SHOULD the 1969 No. 1 hit record "Two Little Boys", by Rolf
Harris, be banned from the radio? The public reacted with
extraordinary vehemence when that question was raised on a radio
phone-in, after the 84-year-old entertainer was sentenced to nearly
six years. He was found guilty on 12 counts of indecent assault -
some involving a 14-year-old girl - over the past 30 years. Callers
were fiercely divided in their views.
A similar division was evidenced over his paintings. One woman
announced that she would be burning a £50,000 painting that she
owned. Others declared that art had a life of its own, and was
untainted by the behaviour of the artist - the line the authorities
at Westminster Cathedral took when it was revealed that their
Stations of the Cross had been sculpted by Eric Gill, who turned
out to have had had sex with his own children and dog. Some
hard-nosed callers even suggested that Harris's pictures would now
increase in value.
The visceral nature of the debate was underscored when another
TV presenter, Vanessa Feltz, came forward after Mr Harris was
sentenced, to say that the disgraced entertainer had put his hand
up her skirt during a live TV interview in 1996. Her testimony
echoed that of one of the witnesses in the case, who had said that
Mr Harris's behaviour made her feel "dirty, grubby, and
disgusting". Yet Ms Feltz's disclosure was greeted, not with
sympathy, but with a wave of social-media abuse that suggested she
was climbing on a publicity bandwagon. Some comments were very
nasty indeed.
All this high emotion reveals something about modern attitudes
to sex. Roger Scruton, in his book The Soul of the World,
says: "If you describe desire in the terms that have become
fashionable - as the pursuit of pleasurable sensations in the
private parts - then the sphere of sexual relations becomes
entirely demoralised.
"The outrage and pollution of rape then become impossible to
explain. Rape, in this view, is every bit as bad as being spat
upon, but no worse." Rape and sexual assault violate a sense that
sex is something far deeper and more sacred.

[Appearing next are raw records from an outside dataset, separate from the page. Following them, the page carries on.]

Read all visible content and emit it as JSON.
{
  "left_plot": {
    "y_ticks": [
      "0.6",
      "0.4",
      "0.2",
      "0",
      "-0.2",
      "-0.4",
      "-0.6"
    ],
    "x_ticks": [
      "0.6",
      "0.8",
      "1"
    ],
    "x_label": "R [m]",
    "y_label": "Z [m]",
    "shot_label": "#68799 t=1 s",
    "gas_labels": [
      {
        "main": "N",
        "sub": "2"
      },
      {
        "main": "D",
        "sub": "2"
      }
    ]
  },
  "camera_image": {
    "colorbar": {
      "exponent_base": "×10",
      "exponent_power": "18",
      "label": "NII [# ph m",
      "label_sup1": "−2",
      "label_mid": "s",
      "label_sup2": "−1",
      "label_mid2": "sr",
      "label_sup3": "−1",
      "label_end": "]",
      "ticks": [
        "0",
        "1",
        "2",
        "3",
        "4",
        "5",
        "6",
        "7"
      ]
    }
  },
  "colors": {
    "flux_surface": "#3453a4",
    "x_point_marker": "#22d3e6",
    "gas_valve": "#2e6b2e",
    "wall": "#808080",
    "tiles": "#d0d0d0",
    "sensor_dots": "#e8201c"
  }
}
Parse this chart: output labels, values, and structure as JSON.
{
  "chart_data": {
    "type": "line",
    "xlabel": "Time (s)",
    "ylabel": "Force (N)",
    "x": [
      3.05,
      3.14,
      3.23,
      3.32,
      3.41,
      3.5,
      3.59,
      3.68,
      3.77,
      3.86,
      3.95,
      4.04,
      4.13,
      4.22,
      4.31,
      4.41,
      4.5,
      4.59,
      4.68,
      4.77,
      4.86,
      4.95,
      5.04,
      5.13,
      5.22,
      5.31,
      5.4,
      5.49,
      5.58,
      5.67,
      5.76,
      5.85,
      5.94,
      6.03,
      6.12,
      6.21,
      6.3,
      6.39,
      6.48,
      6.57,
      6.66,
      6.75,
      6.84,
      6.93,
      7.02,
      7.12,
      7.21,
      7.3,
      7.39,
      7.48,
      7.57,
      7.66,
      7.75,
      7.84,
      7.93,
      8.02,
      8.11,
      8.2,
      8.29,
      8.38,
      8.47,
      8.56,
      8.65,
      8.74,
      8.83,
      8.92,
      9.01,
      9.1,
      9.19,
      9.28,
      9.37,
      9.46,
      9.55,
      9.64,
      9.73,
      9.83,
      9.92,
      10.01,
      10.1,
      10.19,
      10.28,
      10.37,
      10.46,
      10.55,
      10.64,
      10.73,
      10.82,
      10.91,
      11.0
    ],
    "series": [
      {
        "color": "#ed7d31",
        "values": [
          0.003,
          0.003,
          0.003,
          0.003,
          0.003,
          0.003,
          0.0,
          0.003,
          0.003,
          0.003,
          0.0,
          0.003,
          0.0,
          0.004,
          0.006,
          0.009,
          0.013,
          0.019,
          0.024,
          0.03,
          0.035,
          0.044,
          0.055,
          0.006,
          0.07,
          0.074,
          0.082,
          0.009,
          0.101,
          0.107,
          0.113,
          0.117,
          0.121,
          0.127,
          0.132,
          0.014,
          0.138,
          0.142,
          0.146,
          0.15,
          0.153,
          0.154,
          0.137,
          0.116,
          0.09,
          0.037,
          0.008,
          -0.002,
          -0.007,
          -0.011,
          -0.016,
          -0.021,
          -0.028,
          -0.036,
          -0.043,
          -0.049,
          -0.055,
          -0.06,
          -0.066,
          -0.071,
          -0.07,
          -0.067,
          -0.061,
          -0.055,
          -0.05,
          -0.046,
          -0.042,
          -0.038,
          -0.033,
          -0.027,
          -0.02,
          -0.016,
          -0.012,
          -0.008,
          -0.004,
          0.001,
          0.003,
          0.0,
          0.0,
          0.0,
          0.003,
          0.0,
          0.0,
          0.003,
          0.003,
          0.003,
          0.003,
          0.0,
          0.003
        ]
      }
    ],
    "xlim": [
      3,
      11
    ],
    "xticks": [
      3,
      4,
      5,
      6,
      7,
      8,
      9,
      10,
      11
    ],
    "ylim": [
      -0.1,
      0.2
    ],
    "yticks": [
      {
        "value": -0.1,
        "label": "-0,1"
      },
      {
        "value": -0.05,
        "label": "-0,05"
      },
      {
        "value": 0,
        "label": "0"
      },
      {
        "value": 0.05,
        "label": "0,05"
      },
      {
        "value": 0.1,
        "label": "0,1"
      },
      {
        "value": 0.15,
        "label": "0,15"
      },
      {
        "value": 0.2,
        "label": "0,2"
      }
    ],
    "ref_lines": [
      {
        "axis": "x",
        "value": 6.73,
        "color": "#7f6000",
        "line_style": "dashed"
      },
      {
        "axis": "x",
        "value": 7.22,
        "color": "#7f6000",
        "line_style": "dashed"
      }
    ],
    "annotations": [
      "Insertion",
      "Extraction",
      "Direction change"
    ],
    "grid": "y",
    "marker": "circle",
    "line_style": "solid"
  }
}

But this is about power as much as sex. That is underlined by
the disappearance of documents alleging that a ring of paedophiles
was operating in Westminster political circles in the 1980s. Not
just the central dossier, but as many as 100 other relevant Home
Office files seem to have vanished.
Lord Tebbit, who was a Cabinet minister at the time, has
admitted that the unconscious instinct of top people in those days
was to protect "the system", and not to delve too deeply into
uncomfortable allegations. This abuse of power givesthe lie to the
fashionable fiction the peddled by an organisation called the
Paedophile Information Exchange: that it was all about liberation
for children in the next stage of the sexual revolution.
There is irony then, in the fact that Mr Harris's "Two Little
Boys" was a celebration of love between children, albeit of a
nobler, more self-sacrificial kind. Of course, it was mawkish and
sentimental. Mr Harris himself admitted that he thought the 1902
song, written about the American Civil War, was awful, when he
heard an old Australian folk-singer perform it, but added:
"Suddenly, he was singing the line, 'Did you think I would leave
you dying?' and all the hairs stood up on the back of my neck and
arms."
The trouble is that what makes Rolf Harris's hairs stand on end
is not something we want to think about - let alone endorse.